Now, today, the only way I can feel this presence is through the people who embody this kind of love and acceptance to me. The only way to get better is to receive that unconditional love and acceptance. When you do, it just has to spill right back out of you.


 15-16Later Jesus and his disciples were at home having supper with a collection of disreputable guests. Unlikely as it seems, more than a few of them had become followers. The religion scholars and Pharisees saw him keeping this kind of company and lit into his disciples: "What kind of example is this, acting cozy with the riffraff?"
 17Jesus, overhearing, shot back, "Who needs a doctor: the healthy or the sick? I'm here inviting the sin-sick, not the spiritually-fit."(Mark 2 - The Message)

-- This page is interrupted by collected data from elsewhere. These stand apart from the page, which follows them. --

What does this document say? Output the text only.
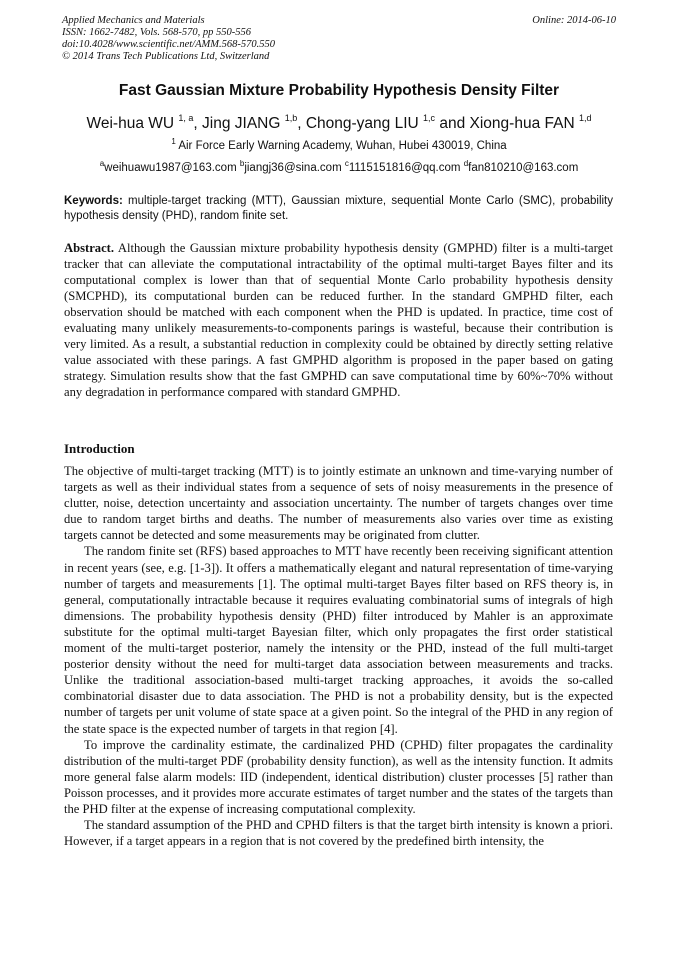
Applied Mechanics and Materials
ISSN: 1662-7482, Vols. 568-570, pp 550-556
doi:10.4028/www.scientific.net/AMM.568-570.550
© 2014 Trans Tech Publications Ltd, Switzerland
Online: 2014-06-10
Fast Gaussian Mixture Probability Hypothesis Density Filter
Wei-hua WU $^{1, a}$, Jing JIANG $^{1,b}$, Chong-yang LIU $^{1,c}$ and Xiong-hua FAN $^{1,d}$
$^1$ Air Force Early Warning Academy, Wuhan, Hubei 430019, China
$^a$weihuawu1987@163.com $^b$jiangj36@sina.com $^c$1115151816@qq.com $^d$fan810210@163.com
Keywords: multiple-target tracking (MTT), Gaussian mixture, sequential Monte Carlo (SMC), probability hypothesis density (PHD), random finite set.
Abstract. Although the Gaussian mixture probability hypothesis density (GMPHD) filter is a multi-target tracker that can alleviate the computational intractability of the optimal multi-target Bayes filter and its computational complex is lower than that of sequential Monte Carlo probability hypothesis density (SMCPHD), its computational burden can be reduced further. In the standard GMPHD filter, each observation should be matched with each component when the PHD is updated. In practice, time cost of evaluating many unlikely measurements-to-components parings is wasteful, because their contribution is very limited. As a result, a substantial reduction in complexity could be obtained by directly setting relative value associated with these parings. A fast GMPHD algorithm is proposed in the paper based on gating strategy. Simulation results show that the fast GMPHD can save computational time by 60%~70% without any degradation in performance compared with standard GMPHD.
Introduction

The objective of multi-target tracking (MTT) is to jointly estimate an unknown and time-varying number of targets as well as their individual states from a sequence of sets of noisy measurements in the presence of clutter, noise, detection uncertainty and association uncertainty. The number of targets changes over time due to random target births and deaths. The number of measurements also varies over time as existing targets cannot be detected and some measurements may be originated from clutter.

The random finite set (RFS) based approaches to MTT have recently been receiving significant attention in recent years (see, e.g. [1-3]). It offers a mathematically elegant and natural representation of time-varying number of targets and measurements [1]. The optimal multi-target Bayes filter based on RFS theory is, in general, computationally intractable because it requires evaluating combinatorial sums of integrals of high dimensions. The probability hypothesis density (PHD) filter introduced by Mahler is an approximate substitute for the optimal multi-target Bayesian filter, which only propagates the first order statistical moment of the multi-target posterior, namely the intensity or the PHD, instead of the full multi-target posterior density without the need for multi-target data association between measurements and tracks. Unlike the traditional association-based multi-target tracking approaches, it avoids the so-called combinatorial disaster due to data association. The PHD is not a probability density, but is the expected number of targets per unit volume of state space at a given point. So the integral of the PHD in any region of the state space is the expected number of targets in that region [4].

To improve the cardinality estimate, the cardinalized PHD (CPHD) filter propagates the cardinality distribution of the multi-target PDF (probability density function), as well as the intensity function. It admits more general false alarm models: IID (independent, identical distribution) cluster processes [5] rather than Poisson processes, and it provides more accurate estimates of target number and the states of the targets than the PHD filter at the expense of increasing computational complexity.

The standard assumption of the PHD and CPHD filters is that the target birth intensity is known a priori. However, if a target appears in a region that is not covered by the predefined birth intensity, the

And then there are people who seem to channel this same Spirit, just from the heart somehow. (You can help!)

Comments

What an encouragement for all who know Christ and for those who don't. You write with the mind of Christ... you speak with the heart of Christ.. You think with the love of Christ... The holy spirt is moving in you to recognize the inability we all have at different times in our journey of santification. What a blessing this was to me. Thank you for kindness and speaking the truth in love this was poured out of someone I have grown to admire, respect and am so grateful to have had you in my life and my children. Talk soon. Keep writing. Ms. Carol xoxoxo
Arato Girl said…
This post was for ME. Thank you so much. Vu and I were recently cut from a social group because of the struggles we went through in our marriage about a year ago. Word got out, like a sick game of telephone, through the gossip mill. It was so hurtful, and the person who did the cutting is training to be a Christian counselor. Thank you for reminding me that there are sincere, struggling followers of Jesus out there who know how messed up we all are. This paragraph was especially encouraging to me because I related:
"The unhealthy are considered less attractive in our society -- except for when they allow us to feel better about our own shortcomings. Many of those mentally, physically or emotionally unsound folks become the outcasts of society or at least social groups. We can't usually deal with another person's profound lack of health because we in ourselves are not usually strong enough to cope with the way another person's dysfunction spotlights our own. Not to mention the fact that we are left incredibly weary trying to overcome our own illnesses. I'm not talking about bodily illness."
I've been guilty of pushing the "sick" away, too, even if in subtler ways, and I vow to learn from my hurtful experiences.
I love Mother Teresa too, by the way. I've always been so fascinated by her and how she makes it all so simple because of her simple obedience and love.